When did you stop calling it recovery

Something I’ve been sitting with lately. Eighteen months since the infection that started all of this, and I still catch myself saying “I’m still recovering” when people ask. But that’s not quite honest anymore, is it. At some point, this stopped being something I was passing through and became something I was living with.

ME/CFS, POTS, the cognitive dysfunction, the crashes after I overdo it. The whole constellation. But I don’t have a clear date for when my thinking actually shifted. I’ve been logging symptoms since month three, partly to show my neuro a real picture, partly because it gave me the illusion I was doing something productive.

At some point the log stopped feeling like evidence of recovery-in-progress and started feeling like a record of a new baseline. For me it might have been around month ten, when I realised I’d stopped counting weeks since the virus. Or maybe it was the second time I cancelled a family visit because I’d misjudged my window and crashed beforehand. Or the appointment where my neuro said we’d “monitor for improvement” - which I read as him not expecting much of one.
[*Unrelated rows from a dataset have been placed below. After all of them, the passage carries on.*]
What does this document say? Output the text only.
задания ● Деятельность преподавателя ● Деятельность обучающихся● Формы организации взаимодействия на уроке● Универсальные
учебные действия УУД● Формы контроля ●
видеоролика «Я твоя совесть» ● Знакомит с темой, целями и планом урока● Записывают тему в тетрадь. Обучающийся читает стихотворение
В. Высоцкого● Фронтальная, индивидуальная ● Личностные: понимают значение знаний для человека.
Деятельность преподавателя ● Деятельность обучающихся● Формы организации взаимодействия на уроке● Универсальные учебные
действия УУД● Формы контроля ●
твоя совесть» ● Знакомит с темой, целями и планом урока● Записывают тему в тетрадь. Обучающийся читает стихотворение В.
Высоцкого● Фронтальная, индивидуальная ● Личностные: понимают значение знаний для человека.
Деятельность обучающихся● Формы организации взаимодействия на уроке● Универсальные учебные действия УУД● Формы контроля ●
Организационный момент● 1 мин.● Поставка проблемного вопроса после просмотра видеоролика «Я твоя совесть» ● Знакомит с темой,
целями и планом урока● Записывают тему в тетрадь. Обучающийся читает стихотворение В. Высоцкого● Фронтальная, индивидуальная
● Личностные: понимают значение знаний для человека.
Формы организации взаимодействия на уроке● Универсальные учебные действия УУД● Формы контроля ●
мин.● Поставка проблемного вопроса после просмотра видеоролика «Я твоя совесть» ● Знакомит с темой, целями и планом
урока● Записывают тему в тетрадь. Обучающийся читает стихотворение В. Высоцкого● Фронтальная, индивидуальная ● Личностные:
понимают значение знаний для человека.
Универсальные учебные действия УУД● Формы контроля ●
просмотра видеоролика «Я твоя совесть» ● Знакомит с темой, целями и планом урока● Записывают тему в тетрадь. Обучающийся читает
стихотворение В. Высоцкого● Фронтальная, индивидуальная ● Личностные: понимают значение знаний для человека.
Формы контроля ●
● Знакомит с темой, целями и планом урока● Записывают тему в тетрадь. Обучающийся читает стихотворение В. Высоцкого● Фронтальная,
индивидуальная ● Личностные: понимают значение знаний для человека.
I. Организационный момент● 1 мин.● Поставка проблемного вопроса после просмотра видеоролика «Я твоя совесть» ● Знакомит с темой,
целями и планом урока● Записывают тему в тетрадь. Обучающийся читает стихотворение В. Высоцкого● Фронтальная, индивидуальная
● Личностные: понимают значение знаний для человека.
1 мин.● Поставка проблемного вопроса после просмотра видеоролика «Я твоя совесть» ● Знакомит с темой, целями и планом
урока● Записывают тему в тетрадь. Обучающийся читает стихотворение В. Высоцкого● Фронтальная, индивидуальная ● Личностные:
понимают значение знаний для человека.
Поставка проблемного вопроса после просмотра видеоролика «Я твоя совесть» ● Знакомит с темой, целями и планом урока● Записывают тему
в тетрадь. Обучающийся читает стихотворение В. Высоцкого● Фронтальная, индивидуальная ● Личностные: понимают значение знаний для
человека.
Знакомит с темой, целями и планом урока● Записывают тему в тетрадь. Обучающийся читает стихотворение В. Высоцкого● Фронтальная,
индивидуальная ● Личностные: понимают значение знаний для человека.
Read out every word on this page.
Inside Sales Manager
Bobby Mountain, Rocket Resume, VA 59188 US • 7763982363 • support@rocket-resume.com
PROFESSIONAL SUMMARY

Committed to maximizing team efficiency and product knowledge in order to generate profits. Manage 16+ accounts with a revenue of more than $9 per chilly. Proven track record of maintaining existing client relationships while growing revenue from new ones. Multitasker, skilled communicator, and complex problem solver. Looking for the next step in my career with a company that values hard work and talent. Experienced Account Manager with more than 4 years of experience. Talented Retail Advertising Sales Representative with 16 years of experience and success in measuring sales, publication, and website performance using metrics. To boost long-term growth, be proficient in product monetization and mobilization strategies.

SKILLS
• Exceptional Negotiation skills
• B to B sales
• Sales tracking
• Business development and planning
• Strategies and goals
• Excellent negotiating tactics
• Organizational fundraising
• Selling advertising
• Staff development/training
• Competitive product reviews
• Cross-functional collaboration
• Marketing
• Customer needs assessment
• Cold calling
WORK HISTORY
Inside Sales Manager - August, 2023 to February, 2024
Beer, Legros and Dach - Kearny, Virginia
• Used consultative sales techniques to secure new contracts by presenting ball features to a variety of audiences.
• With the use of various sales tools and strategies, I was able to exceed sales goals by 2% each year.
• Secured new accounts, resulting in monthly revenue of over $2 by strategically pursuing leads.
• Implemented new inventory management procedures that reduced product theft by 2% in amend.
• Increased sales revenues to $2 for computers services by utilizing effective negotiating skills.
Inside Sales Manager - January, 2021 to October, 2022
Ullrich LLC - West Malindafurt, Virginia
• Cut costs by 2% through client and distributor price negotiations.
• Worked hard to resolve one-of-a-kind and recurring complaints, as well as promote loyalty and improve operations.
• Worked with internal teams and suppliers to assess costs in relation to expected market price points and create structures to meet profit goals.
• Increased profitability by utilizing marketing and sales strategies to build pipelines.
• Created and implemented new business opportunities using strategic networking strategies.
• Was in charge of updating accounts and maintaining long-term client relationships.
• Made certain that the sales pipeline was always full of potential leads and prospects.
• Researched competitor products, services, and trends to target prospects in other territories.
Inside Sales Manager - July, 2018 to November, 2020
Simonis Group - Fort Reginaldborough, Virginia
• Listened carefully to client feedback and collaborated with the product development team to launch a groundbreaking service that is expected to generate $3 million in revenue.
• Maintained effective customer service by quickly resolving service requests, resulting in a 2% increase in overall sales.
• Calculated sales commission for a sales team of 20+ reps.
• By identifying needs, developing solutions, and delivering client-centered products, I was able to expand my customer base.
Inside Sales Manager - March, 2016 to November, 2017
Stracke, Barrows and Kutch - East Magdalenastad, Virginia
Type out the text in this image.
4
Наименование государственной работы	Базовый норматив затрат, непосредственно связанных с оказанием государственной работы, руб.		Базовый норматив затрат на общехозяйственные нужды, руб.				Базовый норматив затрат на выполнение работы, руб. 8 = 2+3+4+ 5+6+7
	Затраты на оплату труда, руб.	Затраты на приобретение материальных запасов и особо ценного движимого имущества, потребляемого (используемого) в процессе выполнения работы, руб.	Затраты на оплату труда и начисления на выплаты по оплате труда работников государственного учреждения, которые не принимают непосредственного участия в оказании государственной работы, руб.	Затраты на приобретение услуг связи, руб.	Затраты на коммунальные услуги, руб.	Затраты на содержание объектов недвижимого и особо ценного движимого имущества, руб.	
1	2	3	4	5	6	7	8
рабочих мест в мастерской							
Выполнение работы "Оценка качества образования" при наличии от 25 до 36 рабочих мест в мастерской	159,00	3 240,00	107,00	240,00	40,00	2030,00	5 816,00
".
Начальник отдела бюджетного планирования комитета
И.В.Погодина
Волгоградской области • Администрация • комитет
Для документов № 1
I still find it hard to say “this is chronic” out loud, even to my GP. I work in physical therapy, I know the vocabulary, and I still soften it. “I’m not quite back to normal yet.” Which is eighteen months of not being fully honest with myself or the people treating me. Some of what I’ve read describes a grief around this - the moment you stop holding the door open for the version of yourself that was going to bounce back.

Did any of you have a specific moment where the language changed? And did naming it differently - to yourself or to someone else - actually shift how you were treated or how you felt about it?